Photo: Facebook/Ivanna Cázares
News and Entertainment

Mexico Crowns Miss Trans Beauty and This is the Kind of Visibility We Need

On Monday, 21 transgender beauty queens from various Mexican states participated in a three-part beauty competition held in Mexico City, to increase transgender visibility in a country known for its violence against the trans community.

Ivanna Cázares, from the state of Colima, took home the crown as Miss Trans Beauty Mexico 2019 with second place going to Miss Baja California and Miss Mexico City placing in third. In its second year, the annual pageant was created in an effort to promote acceptance of trans people in Mexico. According to local LGBTQ+ rights group Letra S, Mexico is one of the world’s most dangerous countries for the trans community with 261 trans women killed from 2013 to 2018, Mexico News Daily reports.

Miss Colima, 27, wore an indigenous-themed costume with leopard print and feathers, while Miss Baja California’s costume featured grapes, a nod to her state’s wine vineyards. The first Miss Trans Beauty, Brenda Contreras was also in attendance.

The violence against the LGBTQ+ community has increased in the country since gay marriage became legal in Mexico City in 2010 (however, not all states in Mexico have legalized gay marriage). According to a report from the Cornell Law School LGBT Clinic and the Transgender Law Center released in May 2016, there are “no federal laws that explicitly protect transgender individuals from discrimination on the basis of their gender identity.”
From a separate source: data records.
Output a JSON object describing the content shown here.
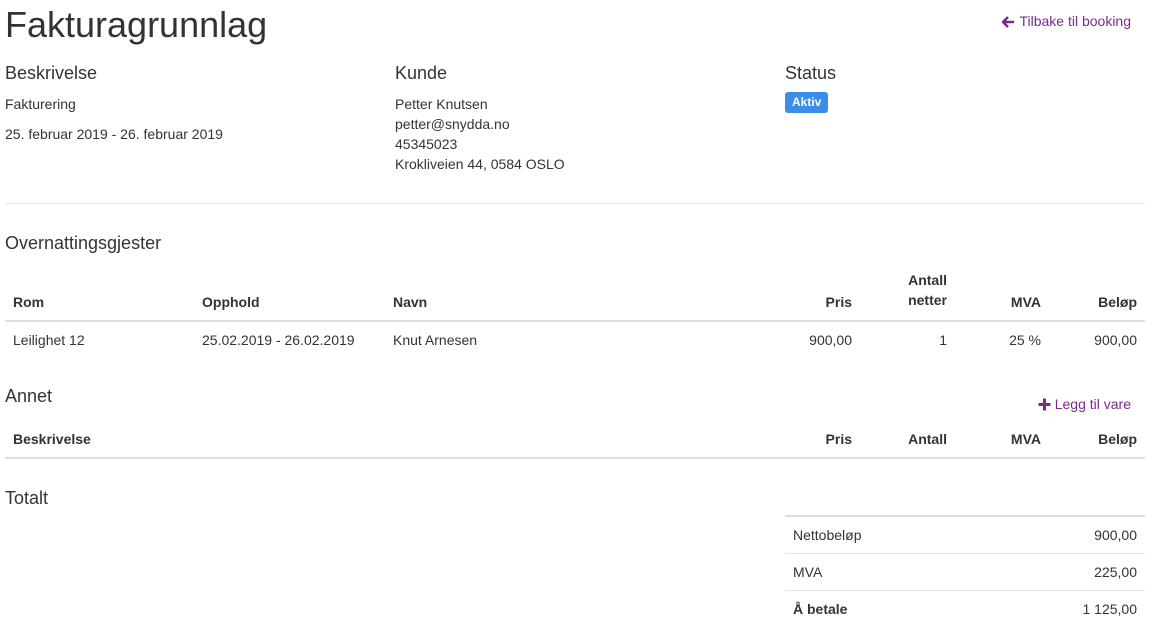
{
  "page": {
    "title": "Fakturagrunnlag",
    "back_link": "Tilbake til booking"
  },
  "colors": {
    "link": "#7b2a8b",
    "badge": "#3b8ee8"
  },
  "description": {
    "heading": "Beskrivelse",
    "text": "Fakturering",
    "period": "25. februar 2019 - 26. februar 2019"
  },
  "customer": {
    "heading": "Kunde",
    "name": "Petter Knutsen",
    "email": "petter@snydda.no",
    "phone": "45345023",
    "address": "Krokliveien 44, 0584 OSLO"
  },
  "status": {
    "heading": "Status",
    "value": "Aktiv"
  },
  "guests": {
    "heading": "Overnattingsgjester",
    "columns": {
      "room": "Rom",
      "stay": "Opphold",
      "name": "Navn",
      "price": "Pris",
      "nights_1": "Antall",
      "nights_2": "netter",
      "vat": "MVA",
      "amount": "Beløp"
    },
    "rows": [
      {
        "room": "Leilighet 12",
        "stay": "25.02.2019 - 26.02.2019",
        "name": "Knut Arnesen",
        "price": "900,00",
        "nights": "1",
        "vat": "25 %",
        "amount": "900,00"
      }
    ]
  },
  "other": {
    "heading": "Annet",
    "add_label": "Legg til vare",
    "columns": {
      "description": "Beskrivelse",
      "price": "Pris",
      "qty": "Antall",
      "vat": "MVA",
      "amount": "Beløp"
    }
  },
  "totals": {
    "heading": "Totalt",
    "rows": [
      {
        "label": "Nettobeløp",
        "value": "900,00"
      },
      {
        "label": "MVA",
        "value": "225,00"
      },
      {
        "label": "Å betale",
        "value": "1 125,00"
      }
    ]
  }
}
Even in Juchitán de Zaragoza — a rural town in Oaxaca — where trans people, known as “muxe” are praised, their lifestyle is still not widely accepted nor formally recognized. “This new generation has muxes who are doctors, engineers, and lawyers – people who are fulfilled and successful, and who can dress and wear women’s clothing. In today’s world you can do it all — be dressed, wear heels and still have a career,” Amerika Pineda tells Narratively.

The Cornell Law School report also states that in 2002, the city of Tecate prohibited “men dressed as women in public spaces” which was marked as “infractions against morality.” As a result, there was a dramatic increase in police harassment towards local trans women.
“Transgender women in Mexico face brutal violence not only from private citizens but also from state officials. Police officers and the military subject transgender women to arrest, extortion, and physical abuse. Many transgender women have been victims of police violence or know someone who has been a victim,” the report cites. The newly crowned Miss Trans Beauty, Ivanna Cázares, believes acceptance was the most difficult part of her transition though she’s always been supported by her family. “We want to bring a message to society of respect for the trans girls of Mexico,” Cázares told The Associated Press.